Великая пара. Вот они уже и боги. Чего больше желать человеку при жизни? Он прожил свою жизнь. Он изжил ее. Проел, пропил; провоевал. Он вкусил великую войну, величайшую из всех, пережитых человечеством. Он пригубил военного горького, пьяного вина из жестяной фляги, и он читал слепыми, слезящимися глазами надпись на крышке: "С НАМИ БОГ", и из-под обожженных век вдаль летели зрачки, оставляющие на бесстрастном глазном дне красный негатив смерти. Война -- смерть; людишек слишком много расплодилось, война чистит человечество лопатой, бросает в печь, и печь работает неустанно, поленья тел горят, черный жирный дым летит ввысь. Никто и имен не запомнит. Никто не нарисует никогда.

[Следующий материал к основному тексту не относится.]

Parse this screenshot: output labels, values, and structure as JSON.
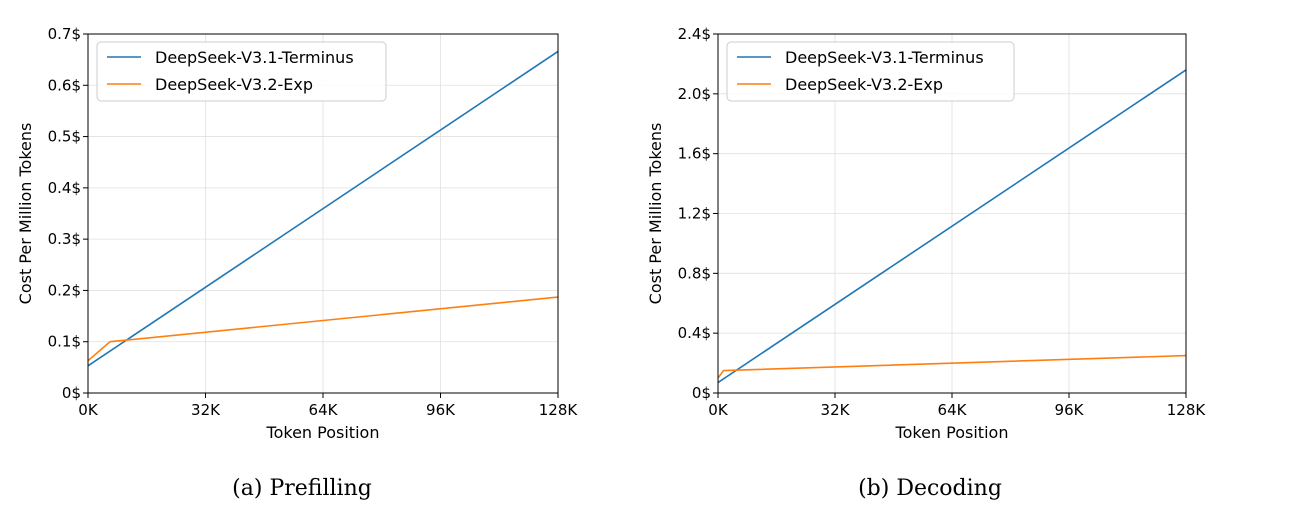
{
  "chart_data": [
    {
      "type": "line",
      "caption": "(a)  Prefilling",
      "xlabel": "Token Position",
      "ylabel": "Cost Per Million Tokens",
      "xlim": [
        0,
        128
      ],
      "ylim": [
        0,
        0.7
      ],
      "xticks": [
        {
          "value": 0,
          "label": "0K"
        },
        {
          "value": 32,
          "label": "32K"
        },
        {
          "value": 64,
          "label": "64K"
        },
        {
          "value": 96,
          "label": "96K"
        },
        {
          "value": 128,
          "label": "128K"
        }
      ],
      "yticks": [
        {
          "value": 0,
          "label": "0$"
        },
        {
          "value": 0.1,
          "label": "0.1$"
        },
        {
          "value": 0.2,
          "label": "0.2$"
        },
        {
          "value": 0.3,
          "label": "0.3$"
        },
        {
          "value": 0.4,
          "label": "0.4$"
        },
        {
          "value": 0.5,
          "label": "0.5$"
        },
        {
          "value": 0.6,
          "label": "0.6$"
        },
        {
          "value": 0.7,
          "label": "0.7$"
        }
      ],
      "grid": true,
      "legend_position": "top-left",
      "series": [
        {
          "name": "DeepSeek-V3.1-Terminus",
          "color": "#1f77b4",
          "x": [
            0,
            128
          ],
          "y": [
            0.053,
            0.666
          ]
        },
        {
          "name": "DeepSeek-V3.2-Exp",
          "color": "#ff7f0e",
          "x": [
            0,
            6,
            128
          ],
          "y": [
            0.063,
            0.1,
            0.187
          ]
        }
      ]
    },
    {
      "type": "line",
      "caption": "(b)  Decoding",
      "xlabel": "Token Position",
      "ylabel": "Cost Per Million Tokens",
      "xlim": [
        0,
        128
      ],
      "ylim": [
        0,
        2.4
      ],
      "xticks": [
        {
          "value": 0,
          "label": "0K"
        },
        {
          "value": 32,
          "label": "32K"
        },
        {
          "value": 64,
          "label": "64K"
        },
        {
          "value": 96,
          "label": "96K"
        },
        {
          "value": 128,
          "label": "128K"
        }
      ],
      "yticks": [
        {
          "value": 0,
          "label": "0$"
        },
        {
          "value": 0.4,
          "label": "0.4$"
        },
        {
          "value": 0.8,
          "label": "0.8$"
        },
        {
          "value": 1.2,
          "label": "1.2$"
        },
        {
          "value": 1.6,
          "label": "1.6$"
        },
        {
          "value": 2.0,
          "label": "2.0$"
        },
        {
          "value": 2.4,
          "label": "2.4$"
        }
      ],
      "grid": true,
      "legend_position": "top-left",
      "series": [
        {
          "name": "DeepSeek-V3.1-Terminus",
          "color": "#1f77b4",
          "x": [
            0,
            128
          ],
          "y": [
            0.07,
            2.16
          ]
        },
        {
          "name": "DeepSeek-V3.2-Exp",
          "color": "#ff7f0e",
          "x": [
            0,
            1.5,
            128
          ],
          "y": [
            0.1,
            0.15,
            0.25
          ]
        }
      ]
    }
  ]
}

Важно уметь убить память. Стерев с лица земли целые народы, ты посеешь радость сей минуты. Прошлого нет. Будущего нет. Есть только здесь и сейчас.
Он встал, качаясь. Он не был пьян. Он трезв как никогда. Он сейчас скажет. Скажет им всем. Напоследок. Навсегда. На память. Чушь, но ведь памяти нет! Ты сжег ее! В Равенсбрюке! В Треблинке! В Аушвице!
- Аушвиц, - сказал Гитлер, покачиваясь. Он высоко поднял бокал со шнапсом. Другой рукой он вынужден был вцепиться в спинку стула, чтобы не упасть.
- Что?
К нему наклонились. Его о чем-то спрашивали. Он не мог ответить. У него заложило уши.
- Сегодня! - Он возвысил голос. - Я пью! За эту женщину! Которая! Прошла со мной! Долгий путь...
Закашлялся. Покачнулся сильнее. Ринулись двое, с двух сторон подхватили под руки. Он устоял. Шепот гулял по душной комнате: Фюреру плохо, Фюреру дурно.